CLUB 20 MEMBER RUTH VANDERHOOF, former first lady of Colorado, talks with Sen. Ken Salazar, D.-Colo., on Saturday during the Club 20 meeting at Two Rivers Convention Center in Grand Junction.

An entry on his Web site calling for the scrapping of all existing and planned coal plants doesn’t represent his views, U.S. Sen. Ken Salazar, D-Colo., told a Colorado state representative Saturday during the fall Club 20 meeting.

Salazar told the Western Slope lobbying and promotional organization that the equivalent of a “moonshot” was needed for the United States to achieve energy independence, and all options need to be considered, from conventional sources such as oil and coal, to wind and solar power.

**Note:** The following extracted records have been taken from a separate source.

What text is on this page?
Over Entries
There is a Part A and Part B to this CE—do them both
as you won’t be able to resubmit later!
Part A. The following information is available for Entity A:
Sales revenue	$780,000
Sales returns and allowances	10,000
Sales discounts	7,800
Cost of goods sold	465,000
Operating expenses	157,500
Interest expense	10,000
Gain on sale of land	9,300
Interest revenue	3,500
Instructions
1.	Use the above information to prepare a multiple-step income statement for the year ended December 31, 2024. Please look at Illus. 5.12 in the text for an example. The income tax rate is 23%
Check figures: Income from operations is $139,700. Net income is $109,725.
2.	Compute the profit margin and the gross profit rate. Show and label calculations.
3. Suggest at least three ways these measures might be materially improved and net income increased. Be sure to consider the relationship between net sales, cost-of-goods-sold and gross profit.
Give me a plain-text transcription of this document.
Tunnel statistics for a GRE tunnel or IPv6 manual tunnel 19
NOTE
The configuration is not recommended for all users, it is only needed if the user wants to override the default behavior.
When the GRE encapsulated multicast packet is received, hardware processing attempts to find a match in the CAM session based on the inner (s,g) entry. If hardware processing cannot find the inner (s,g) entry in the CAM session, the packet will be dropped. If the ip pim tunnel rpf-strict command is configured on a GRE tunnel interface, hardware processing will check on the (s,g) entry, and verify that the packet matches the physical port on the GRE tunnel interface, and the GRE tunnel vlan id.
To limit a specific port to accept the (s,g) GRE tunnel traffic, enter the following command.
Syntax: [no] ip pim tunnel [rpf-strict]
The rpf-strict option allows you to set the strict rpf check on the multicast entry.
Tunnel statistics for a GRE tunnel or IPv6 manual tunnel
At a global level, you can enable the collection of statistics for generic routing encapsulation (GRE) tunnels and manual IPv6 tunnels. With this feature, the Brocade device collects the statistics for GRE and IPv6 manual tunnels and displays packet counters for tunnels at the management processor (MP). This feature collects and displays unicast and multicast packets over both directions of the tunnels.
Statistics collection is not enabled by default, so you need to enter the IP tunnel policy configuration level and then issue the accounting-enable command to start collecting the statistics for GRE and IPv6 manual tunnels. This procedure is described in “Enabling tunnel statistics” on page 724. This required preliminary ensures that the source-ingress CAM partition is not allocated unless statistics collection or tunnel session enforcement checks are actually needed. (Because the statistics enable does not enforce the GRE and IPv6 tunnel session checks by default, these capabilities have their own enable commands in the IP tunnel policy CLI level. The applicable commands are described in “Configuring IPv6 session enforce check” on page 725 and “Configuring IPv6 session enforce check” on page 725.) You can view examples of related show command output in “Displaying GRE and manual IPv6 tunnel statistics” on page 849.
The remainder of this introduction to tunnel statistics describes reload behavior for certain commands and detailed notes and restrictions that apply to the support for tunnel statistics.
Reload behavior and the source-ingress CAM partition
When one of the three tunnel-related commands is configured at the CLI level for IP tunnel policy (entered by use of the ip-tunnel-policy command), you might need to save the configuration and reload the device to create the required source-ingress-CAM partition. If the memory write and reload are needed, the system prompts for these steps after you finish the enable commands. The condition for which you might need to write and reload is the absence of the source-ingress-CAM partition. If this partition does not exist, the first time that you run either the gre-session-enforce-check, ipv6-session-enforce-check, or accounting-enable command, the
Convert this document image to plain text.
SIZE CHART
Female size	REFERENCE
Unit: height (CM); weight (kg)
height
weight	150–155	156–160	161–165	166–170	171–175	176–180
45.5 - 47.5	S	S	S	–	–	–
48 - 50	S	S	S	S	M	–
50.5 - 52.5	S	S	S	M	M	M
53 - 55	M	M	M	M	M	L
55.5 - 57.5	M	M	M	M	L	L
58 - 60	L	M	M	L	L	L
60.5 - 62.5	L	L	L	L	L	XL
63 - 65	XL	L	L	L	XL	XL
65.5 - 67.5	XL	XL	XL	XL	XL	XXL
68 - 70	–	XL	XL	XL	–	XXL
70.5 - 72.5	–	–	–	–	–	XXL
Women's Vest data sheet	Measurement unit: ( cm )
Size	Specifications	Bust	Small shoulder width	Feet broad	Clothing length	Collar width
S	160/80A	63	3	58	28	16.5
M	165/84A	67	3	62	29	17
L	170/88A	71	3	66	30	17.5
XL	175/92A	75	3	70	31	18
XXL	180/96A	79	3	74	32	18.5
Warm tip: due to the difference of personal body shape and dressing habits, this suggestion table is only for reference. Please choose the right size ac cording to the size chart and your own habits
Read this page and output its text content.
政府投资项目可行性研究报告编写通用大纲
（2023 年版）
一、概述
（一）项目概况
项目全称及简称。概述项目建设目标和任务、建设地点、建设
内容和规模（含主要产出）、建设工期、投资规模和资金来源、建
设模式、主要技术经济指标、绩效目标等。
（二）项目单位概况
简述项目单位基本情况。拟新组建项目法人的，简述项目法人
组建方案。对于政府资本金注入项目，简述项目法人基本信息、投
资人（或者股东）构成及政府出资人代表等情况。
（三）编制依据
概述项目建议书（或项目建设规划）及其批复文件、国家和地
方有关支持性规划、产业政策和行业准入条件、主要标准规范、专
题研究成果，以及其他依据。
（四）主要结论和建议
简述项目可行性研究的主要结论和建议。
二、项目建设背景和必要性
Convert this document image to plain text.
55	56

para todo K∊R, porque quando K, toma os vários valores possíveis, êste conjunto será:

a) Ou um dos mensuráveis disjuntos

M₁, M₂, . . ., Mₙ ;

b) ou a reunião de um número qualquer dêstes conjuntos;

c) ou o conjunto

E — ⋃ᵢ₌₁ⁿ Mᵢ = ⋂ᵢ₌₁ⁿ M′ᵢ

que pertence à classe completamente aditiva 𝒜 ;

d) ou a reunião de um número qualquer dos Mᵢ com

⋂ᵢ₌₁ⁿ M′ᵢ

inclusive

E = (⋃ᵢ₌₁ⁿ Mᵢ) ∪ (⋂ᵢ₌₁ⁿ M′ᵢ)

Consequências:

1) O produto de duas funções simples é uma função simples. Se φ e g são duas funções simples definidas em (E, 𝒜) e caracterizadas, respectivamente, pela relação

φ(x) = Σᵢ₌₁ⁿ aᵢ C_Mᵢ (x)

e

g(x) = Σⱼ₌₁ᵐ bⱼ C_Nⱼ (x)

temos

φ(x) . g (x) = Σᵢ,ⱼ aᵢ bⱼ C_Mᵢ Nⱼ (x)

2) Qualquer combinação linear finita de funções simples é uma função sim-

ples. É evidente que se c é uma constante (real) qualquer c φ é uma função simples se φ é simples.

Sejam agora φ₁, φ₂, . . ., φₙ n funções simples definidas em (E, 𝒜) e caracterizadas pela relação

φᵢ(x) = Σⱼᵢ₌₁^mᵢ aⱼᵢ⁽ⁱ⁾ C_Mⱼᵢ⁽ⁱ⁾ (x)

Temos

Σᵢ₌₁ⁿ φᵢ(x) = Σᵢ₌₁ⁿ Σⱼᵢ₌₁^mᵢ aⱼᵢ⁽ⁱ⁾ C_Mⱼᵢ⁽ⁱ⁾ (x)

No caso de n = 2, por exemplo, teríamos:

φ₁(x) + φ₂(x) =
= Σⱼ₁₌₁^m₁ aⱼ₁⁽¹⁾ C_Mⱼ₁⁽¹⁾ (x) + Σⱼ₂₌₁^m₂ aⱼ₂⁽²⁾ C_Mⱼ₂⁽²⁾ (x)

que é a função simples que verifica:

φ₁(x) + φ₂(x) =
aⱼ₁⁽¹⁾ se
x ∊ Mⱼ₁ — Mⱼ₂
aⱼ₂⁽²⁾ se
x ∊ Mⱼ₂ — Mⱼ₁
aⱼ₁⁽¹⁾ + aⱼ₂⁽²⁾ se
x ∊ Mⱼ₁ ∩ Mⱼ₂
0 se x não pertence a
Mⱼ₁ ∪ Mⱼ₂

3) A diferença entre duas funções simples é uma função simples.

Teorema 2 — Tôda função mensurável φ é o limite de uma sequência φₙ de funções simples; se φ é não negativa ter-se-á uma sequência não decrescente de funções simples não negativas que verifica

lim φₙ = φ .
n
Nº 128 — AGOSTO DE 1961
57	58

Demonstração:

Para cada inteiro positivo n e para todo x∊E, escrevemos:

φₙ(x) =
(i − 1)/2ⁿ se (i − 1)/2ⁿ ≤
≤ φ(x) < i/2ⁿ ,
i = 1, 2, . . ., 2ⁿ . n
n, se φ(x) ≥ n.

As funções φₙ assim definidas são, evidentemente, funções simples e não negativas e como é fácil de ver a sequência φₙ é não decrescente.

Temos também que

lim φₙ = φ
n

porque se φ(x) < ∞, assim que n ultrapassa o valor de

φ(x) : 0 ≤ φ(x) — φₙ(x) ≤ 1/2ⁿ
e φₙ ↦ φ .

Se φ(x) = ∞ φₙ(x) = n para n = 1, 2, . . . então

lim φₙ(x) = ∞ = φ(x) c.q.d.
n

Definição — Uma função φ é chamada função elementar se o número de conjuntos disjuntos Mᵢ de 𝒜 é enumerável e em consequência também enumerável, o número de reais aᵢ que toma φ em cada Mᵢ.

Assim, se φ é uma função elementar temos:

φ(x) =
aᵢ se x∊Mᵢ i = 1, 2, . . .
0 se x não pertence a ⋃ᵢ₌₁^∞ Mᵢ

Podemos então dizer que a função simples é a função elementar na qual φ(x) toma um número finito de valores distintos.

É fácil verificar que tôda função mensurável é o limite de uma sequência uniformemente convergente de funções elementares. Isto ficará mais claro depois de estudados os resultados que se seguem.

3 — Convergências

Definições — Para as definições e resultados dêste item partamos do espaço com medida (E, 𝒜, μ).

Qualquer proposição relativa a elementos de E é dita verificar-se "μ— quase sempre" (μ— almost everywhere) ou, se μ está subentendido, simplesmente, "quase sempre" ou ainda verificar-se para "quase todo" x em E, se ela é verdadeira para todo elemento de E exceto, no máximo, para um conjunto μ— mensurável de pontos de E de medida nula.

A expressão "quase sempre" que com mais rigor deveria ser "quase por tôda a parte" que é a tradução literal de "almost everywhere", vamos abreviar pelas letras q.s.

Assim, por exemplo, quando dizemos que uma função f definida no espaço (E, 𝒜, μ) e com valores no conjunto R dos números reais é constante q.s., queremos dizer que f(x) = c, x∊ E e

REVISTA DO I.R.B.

Rep. Al White, a Republican from Hayden, whose economy is based on mining coal to fire electrical generators, then asked him why his Web site listed the elimination of coal as a one of the 10 best ideas for energy.

“Tell me you don’t really believe that,” White said.

“I’d appreciate that piece of paper,” Salazar said, referring to a printout from Salazar’s Web site.

“This is not true,” Salazar said after looking at the paper and speculating there had been mischief on his Web site.

“I disagree with that statement,” Salazar said.

“That’s what I wanted to hear,” White said.

Salazar in remarks leading up to that incident stressed he remained interested in the development of oil shale and said industry and government still have to answer questions about the amounts of water and energy needed for commercial production.

“Isn’t water the lifeblood that makes us what we are in western Colorado?” he said.

The nation also needs to grapple with the issue of global warming while it deals with new energy supplies, he said.

“The time has passed” for debate on global warming, he said. “It’s not a hoax. It’s a real issue.”

Western Colorado, meanwhile, is doing its part to help the nation meets its energy needs, he said, calling on Club 20 to avoid becoming a handmaiden to any interests, Democrat or Republican, other than its own regional needs.